NVIDIA-Merlin / HugeCTR

HugeCTR is a high efficiency GPU framework designed for Click-Through-Rate (CTR) estimating training
Apache License 2.0
905 stars 196 forks source link

sok-experiment static_map empty_key_sentinel and reclaimed_key_sentinel is not right for int64 [BUG] #432

Closed amazingyyc closed 7 months ago

amazingyyc commented 7 months ago

Describe the bug sok-experiment static_map create 2 special key for HashTable:empty_key_sentinel/empty_key_sentinel It's -1 and -2 when key type is int64. In some case the real training data's value maybe -1 or -2. it will make core dump.

code:https://github.com/NVIDIA-Merlin/HugeCTR/blob/main/sparse_operation_kit/experiment/variable/impl/dynamic_embedding_table/cuCollections/include/cuco/static_map.cuh#L96

static constexpr key_type empty_key_sentinel = ~static_cast<key_type>(0);
static constexpr key_type reclaimed_key_sentinel = (~static_cast<key_type>(0)) ^ 1;
kanghui0204 commented 7 months ago

Hi @amazingyyc , Thank you for finding a bug in DET. Actually, we haven't tested the scenario before where the key has a negative value. empty_key_sentinel and empty_key_sentinelare two reserved values in the hash table of DET, representing whether the slot is empty or the slot's key has been deleted. In DET, we must reserve two values for empty_key_sentineland empty_key_sentinel. The method I can think of is to expose an interface allowing users to set these two values.

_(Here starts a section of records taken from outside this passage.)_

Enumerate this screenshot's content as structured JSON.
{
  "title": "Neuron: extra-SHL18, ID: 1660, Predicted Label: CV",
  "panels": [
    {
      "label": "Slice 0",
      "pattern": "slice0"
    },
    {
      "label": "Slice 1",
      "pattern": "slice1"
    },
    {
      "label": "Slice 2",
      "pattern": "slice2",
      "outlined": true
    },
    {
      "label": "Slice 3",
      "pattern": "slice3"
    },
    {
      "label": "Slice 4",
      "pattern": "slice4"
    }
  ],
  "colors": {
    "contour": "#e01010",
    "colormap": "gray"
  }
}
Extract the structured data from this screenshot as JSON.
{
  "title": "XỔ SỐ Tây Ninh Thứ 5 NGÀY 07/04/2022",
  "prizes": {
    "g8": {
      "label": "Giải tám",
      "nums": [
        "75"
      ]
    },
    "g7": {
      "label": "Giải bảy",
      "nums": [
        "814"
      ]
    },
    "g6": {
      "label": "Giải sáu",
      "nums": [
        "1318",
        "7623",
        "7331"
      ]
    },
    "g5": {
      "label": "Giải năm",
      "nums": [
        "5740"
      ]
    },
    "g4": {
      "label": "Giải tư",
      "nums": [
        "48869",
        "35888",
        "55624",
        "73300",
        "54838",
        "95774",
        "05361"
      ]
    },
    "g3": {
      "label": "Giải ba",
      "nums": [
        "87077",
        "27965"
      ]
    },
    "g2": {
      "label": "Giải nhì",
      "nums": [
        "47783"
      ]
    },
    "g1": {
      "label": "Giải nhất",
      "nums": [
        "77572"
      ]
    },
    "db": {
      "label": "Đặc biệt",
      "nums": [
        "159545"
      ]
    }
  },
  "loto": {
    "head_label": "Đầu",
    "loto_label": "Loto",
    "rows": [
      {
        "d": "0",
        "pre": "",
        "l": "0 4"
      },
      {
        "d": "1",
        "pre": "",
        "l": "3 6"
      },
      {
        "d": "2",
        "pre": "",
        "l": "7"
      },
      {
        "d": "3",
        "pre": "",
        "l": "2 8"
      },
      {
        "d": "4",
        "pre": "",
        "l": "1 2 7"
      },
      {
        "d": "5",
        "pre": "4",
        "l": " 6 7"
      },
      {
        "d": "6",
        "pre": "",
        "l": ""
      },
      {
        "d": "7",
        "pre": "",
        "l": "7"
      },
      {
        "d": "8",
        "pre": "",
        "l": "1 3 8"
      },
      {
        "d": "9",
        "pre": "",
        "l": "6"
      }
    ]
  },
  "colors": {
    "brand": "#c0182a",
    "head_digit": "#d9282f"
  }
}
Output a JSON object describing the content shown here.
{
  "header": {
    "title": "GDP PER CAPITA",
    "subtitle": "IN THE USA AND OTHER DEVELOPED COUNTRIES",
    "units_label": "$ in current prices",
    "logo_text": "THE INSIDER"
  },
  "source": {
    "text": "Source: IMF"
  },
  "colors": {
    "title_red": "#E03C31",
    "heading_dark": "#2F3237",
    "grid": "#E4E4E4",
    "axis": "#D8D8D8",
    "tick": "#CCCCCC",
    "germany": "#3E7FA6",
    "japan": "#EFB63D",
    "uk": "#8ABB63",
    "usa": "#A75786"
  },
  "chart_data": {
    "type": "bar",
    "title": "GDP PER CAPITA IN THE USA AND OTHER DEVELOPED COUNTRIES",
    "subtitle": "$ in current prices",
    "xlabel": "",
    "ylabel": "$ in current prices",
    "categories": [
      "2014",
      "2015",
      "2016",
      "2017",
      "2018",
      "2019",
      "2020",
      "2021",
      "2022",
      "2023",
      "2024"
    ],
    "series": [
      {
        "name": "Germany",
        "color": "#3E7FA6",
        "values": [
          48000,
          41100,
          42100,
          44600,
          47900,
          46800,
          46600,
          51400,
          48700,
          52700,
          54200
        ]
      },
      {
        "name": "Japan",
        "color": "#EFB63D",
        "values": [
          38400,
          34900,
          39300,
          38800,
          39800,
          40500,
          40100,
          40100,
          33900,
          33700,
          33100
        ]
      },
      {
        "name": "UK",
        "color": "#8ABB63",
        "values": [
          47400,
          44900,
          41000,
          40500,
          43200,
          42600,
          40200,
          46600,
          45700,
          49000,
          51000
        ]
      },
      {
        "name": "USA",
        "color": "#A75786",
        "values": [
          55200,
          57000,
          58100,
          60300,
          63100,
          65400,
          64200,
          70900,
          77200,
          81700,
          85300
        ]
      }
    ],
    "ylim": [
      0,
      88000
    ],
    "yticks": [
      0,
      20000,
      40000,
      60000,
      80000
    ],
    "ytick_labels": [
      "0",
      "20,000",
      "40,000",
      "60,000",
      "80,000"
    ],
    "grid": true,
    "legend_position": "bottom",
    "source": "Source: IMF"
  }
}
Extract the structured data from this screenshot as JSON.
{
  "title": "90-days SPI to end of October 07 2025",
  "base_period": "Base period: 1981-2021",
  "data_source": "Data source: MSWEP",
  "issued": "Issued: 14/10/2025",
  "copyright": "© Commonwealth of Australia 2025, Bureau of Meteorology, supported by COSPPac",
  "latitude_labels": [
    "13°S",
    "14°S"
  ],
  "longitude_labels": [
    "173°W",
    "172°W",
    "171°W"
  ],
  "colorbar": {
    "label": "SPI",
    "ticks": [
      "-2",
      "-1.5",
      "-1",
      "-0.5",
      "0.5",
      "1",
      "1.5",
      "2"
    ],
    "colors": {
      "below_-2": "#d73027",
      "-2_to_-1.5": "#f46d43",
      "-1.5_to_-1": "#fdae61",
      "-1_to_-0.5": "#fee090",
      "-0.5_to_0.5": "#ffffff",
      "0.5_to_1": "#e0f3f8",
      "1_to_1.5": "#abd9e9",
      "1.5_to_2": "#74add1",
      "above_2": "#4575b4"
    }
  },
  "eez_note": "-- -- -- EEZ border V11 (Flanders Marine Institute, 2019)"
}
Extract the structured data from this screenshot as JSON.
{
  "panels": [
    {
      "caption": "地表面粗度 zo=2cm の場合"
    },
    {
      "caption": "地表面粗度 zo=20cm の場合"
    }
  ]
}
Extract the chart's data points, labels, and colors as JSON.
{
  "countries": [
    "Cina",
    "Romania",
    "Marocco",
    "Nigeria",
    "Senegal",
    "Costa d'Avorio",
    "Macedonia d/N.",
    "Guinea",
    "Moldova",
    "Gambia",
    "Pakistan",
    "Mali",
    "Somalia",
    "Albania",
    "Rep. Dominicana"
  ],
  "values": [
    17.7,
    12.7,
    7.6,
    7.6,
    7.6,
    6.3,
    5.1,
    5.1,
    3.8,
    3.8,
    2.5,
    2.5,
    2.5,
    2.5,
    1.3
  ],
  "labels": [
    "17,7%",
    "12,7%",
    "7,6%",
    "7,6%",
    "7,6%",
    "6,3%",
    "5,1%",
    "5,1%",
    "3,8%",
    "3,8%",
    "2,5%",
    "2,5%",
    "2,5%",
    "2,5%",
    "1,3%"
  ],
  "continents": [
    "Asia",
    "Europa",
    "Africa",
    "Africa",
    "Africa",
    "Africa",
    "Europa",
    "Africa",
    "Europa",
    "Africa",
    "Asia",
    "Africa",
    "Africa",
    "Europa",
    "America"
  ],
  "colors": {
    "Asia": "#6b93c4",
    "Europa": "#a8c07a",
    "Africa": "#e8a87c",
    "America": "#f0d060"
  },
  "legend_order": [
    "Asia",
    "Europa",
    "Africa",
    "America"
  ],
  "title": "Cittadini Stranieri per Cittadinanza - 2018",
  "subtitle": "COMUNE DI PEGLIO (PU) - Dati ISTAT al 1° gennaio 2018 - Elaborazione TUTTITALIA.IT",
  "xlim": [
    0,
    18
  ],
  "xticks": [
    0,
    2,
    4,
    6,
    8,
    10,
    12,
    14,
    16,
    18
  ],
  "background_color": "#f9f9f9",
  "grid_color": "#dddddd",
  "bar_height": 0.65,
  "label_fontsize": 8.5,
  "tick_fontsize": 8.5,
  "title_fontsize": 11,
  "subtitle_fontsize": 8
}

However, the timing of the setting is a question (1. Determine during the compilation period, controlled by macro definitions; 2. Determine during the runtime, with significant changes). I need to discuss with my colleagues about how to modify this. If we come to any conclusions and changes, I will notify you.

amazingyyc commented 7 months ago

Hi @amazingyyc , Thank you for finding a bug in DET. Actually, we haven't tested the scenario before where the key has a negative value. empty_key_sentinel and empty_key_sentinelare two reserved values in the hash table of DET, representing whether the slot is empty or the slot's key has been deleted. In DET, we must reserve two values for empty_key_sentineland empty_key_sentinel. The method I can think of is to expose an interface allowing users to set these two values.

However, the timing of the setting is a question (1. Determine during the compilation period, controlled by macro definitions; 2. Determine during the runtime, with significant changes). I need to discuss with my colleagues about how to modify this. If we come to any conclusions and changes, I will notify you.

A choice maybe help:

template <typename KeyT>
struct SentinelKey {
  static KeyT EmptyKey() {
    if (std::numeric_limits<KeyT>::is_signed) {
      return std::numeric_limits<KeyT>::max();
    } else {
      return std::numeric_limits<KeyT>::max();
    }
  }

  static KeyT ReclaimedKey() {
    if (std::numeric_limits<KeyT>::is_signed) {
      return std::numeric_limits<KeyT>::min();
    } else {
      return std::numeric_limits<KeyT>::max() - 1;
    }
  }
};

template <.... typename ReservedKeyT=SentinelKey<KeyT>>
class static_map {
  static_map(): empty_key_(ReservedKeyT::EmptyKey()), reclaimed_key_(ReservedKeyT::ReclaimedKey())
}
kanghui0204 commented 7 months ago

Thank you very much for your code. I had considered using this method, which is easy to modify and elegant, and it's much safer than -1/-2. However, I haven't chosen this method temporarily because user’s key are still occupied by two values without their awareness and cannot change these values. So, I will discuss with my colleagues on Friday about how to solve this issue.

kanghui0204 commented 7 months ago

Hi @amazingyyc , I already fix this bug, and thank you very much to found the bugs , the fix update in next release!